There are many challenges for kids these days. Every child has unique strengths and weaknesses. But culturally, certain childhood challenges come with a greater social stigma, making it even harder for parents and children to get the help and support they need. By increasing the level of dialogue around these increasingly common problems, we can help affected families realize that they’re not alone and help these children to thrive.

Here are 3 problems kids face that aren’t talked about.

1. Mental illness.

Approximately 1 in 10 young people ages 5-16 have a diagnosable mental health disorder. These can range from conduct disorders like severe ADHD to mood disorders like anxiety and depression.

If your child suffers:

  • You’re not alone. There are likely other children in his very class who struggle with a mental disorder or eventually will. You have no reason to feel guilty or ashamed and neither does your child.
  • Ask for help. You may have to play the role of advocate and educator with your child’s teachers, but hopefully, you’ll find most are willing to help when equipped with the right information. Make them your partners in creating an environment in which your child can cope with his condition and meet his full potential.
  • One day at a time. Often when we worry about our children, our greatest, most overwhelming fear is the unknown. Deal with the challenges and solutions needed today and address tomorrow as it comes.

If you know an affected family:

  • Be a great listener. You’re not a mental health expert and won’t have all the answers—but just by listening to a worn-out or worried parent you provide a therapeutic outlet.
  • Offer encouragement. Remind your friends that some of the greatest minds in human history have suffered bouts of mental illness. This is just one chapter in this child’s story and doesn’t define him. Offer to pray for your friend and her child.
  • Be inclusive. Always invite the affected child and parents to group activities. Let them be the ones to decide when it’s not a good idea to join.
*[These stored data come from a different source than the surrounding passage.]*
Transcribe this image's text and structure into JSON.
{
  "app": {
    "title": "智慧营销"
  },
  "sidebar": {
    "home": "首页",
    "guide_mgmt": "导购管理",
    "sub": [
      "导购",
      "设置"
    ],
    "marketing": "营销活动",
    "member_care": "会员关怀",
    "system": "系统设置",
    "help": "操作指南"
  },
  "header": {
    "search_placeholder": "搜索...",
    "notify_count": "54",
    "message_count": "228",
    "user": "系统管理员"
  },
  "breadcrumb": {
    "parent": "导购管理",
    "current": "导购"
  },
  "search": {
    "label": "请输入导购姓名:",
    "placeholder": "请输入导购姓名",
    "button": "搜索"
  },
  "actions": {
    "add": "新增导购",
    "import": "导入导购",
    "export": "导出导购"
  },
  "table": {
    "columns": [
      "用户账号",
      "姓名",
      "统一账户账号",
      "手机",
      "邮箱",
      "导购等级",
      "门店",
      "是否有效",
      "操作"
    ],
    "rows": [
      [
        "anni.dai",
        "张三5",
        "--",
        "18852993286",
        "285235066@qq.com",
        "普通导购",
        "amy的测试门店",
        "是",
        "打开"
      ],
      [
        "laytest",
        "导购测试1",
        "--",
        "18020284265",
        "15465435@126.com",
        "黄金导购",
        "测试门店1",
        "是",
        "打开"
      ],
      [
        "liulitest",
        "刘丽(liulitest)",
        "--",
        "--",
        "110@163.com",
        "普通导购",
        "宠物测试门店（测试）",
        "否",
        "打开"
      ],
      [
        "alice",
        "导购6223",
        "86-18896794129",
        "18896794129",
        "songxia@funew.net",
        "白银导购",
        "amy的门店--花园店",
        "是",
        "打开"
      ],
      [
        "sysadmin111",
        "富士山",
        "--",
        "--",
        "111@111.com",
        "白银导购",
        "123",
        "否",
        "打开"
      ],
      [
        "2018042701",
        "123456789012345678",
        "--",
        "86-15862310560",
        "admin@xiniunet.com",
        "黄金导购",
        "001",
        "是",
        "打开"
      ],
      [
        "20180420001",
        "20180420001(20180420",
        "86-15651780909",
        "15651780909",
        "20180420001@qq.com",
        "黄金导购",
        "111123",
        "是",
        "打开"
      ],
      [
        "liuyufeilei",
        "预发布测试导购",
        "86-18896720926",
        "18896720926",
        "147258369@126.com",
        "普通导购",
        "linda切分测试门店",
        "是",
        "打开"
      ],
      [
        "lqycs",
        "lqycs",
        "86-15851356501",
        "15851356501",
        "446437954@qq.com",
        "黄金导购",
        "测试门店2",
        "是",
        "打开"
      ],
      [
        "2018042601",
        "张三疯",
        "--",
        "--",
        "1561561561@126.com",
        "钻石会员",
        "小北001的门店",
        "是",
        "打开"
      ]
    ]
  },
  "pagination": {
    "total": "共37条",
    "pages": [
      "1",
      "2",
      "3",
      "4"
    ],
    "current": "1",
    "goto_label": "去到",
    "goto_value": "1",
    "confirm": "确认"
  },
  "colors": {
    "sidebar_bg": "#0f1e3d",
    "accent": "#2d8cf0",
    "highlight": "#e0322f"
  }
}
More information: National Institute of Mental Health

2. Eating disorders.

While serious eating disorders are typically associated with older adolescent girls, they do affect younger children, as well. Ninety-five percent (95%) of those actively battling a disorder are between the ages of 12 and 25. The causes of eating disorders are complex and include physiological, emotional, and cultural influences. Our children today are bombarded with media and marketing which distorts their perception of “normal,” making more of them susceptible to these disorders.

If your child suffers:

  • Act Quickly. While extreme nutritional habits might be dismissed as an adolescent fling, you can’t afford to let them take hold.
  • Involve professionals. It’s tempting to think, “We can handle this.” But there are evidence-based treatments that can help your child. Seek them out.
  • Approach it like any other illness. Don’t be angry with your child—she can’t help it and would stop it herself if she could.

If you know an affected family:

  • Recognize the complexity. Eating disorders are far more complex than you likely know. Resist the urge to offer “Why don’t you just…” advice.
  • Ask how you can help. The affected parent might just need a dose of encouragement, a prayer partner, or a cheerleader on the road to recovery.
  • Be mindful. Be aware of the language you use around others with regard to body image, weight loss, and beauty. Little comments about your own “battle with the bulge” may unintentionally reinforce wrong thinking or open old wounds which are trying to heal.

More information: National Eating Disorders Association

3. Learning disabilities.

In our highly-competitive world filled with “My Child is an Honor Student at…” bumper stickers, it can be hard to admit that your child struggles. But learning problems don’t necessarily indicate a lack of intelligence. Many times, a learning disability simply means that your child learns differently. By diagnosing and addressing the challenge early, you can help your child get back on track with less frustration and damage to his self-esteem.

If your child suffers:

  • Dealing with the diagnosis. That information can help you unravel the mystery of how she learns and help her succeed! Rather than years of frustration and academic failures, you can now address the real issues and make things better.
  • Communicate well.  Remember: You are the common hub for all of the information and feedback with your child’s therapists, teachers, and guidance counselors, and you play an important role in keeping everyone on the same page.
  • Encourage your child. Academic hardship can be rough on a child’s self-esteem. Remind her that she’s smart—she just needs a different approach! Don’t forget to celebrate the wins.

If you know an affected family:

  • Dial it down. Rein in the boasting about your honor student. After all, the learning-disabled child’s C may have required far more effort and initiative than your whiz kid’s A.
  • Encourage parent and child. Look for other areas where you can celebrate the affected child’s superlative achievements—whether on the stage, on the field, or at the community service project.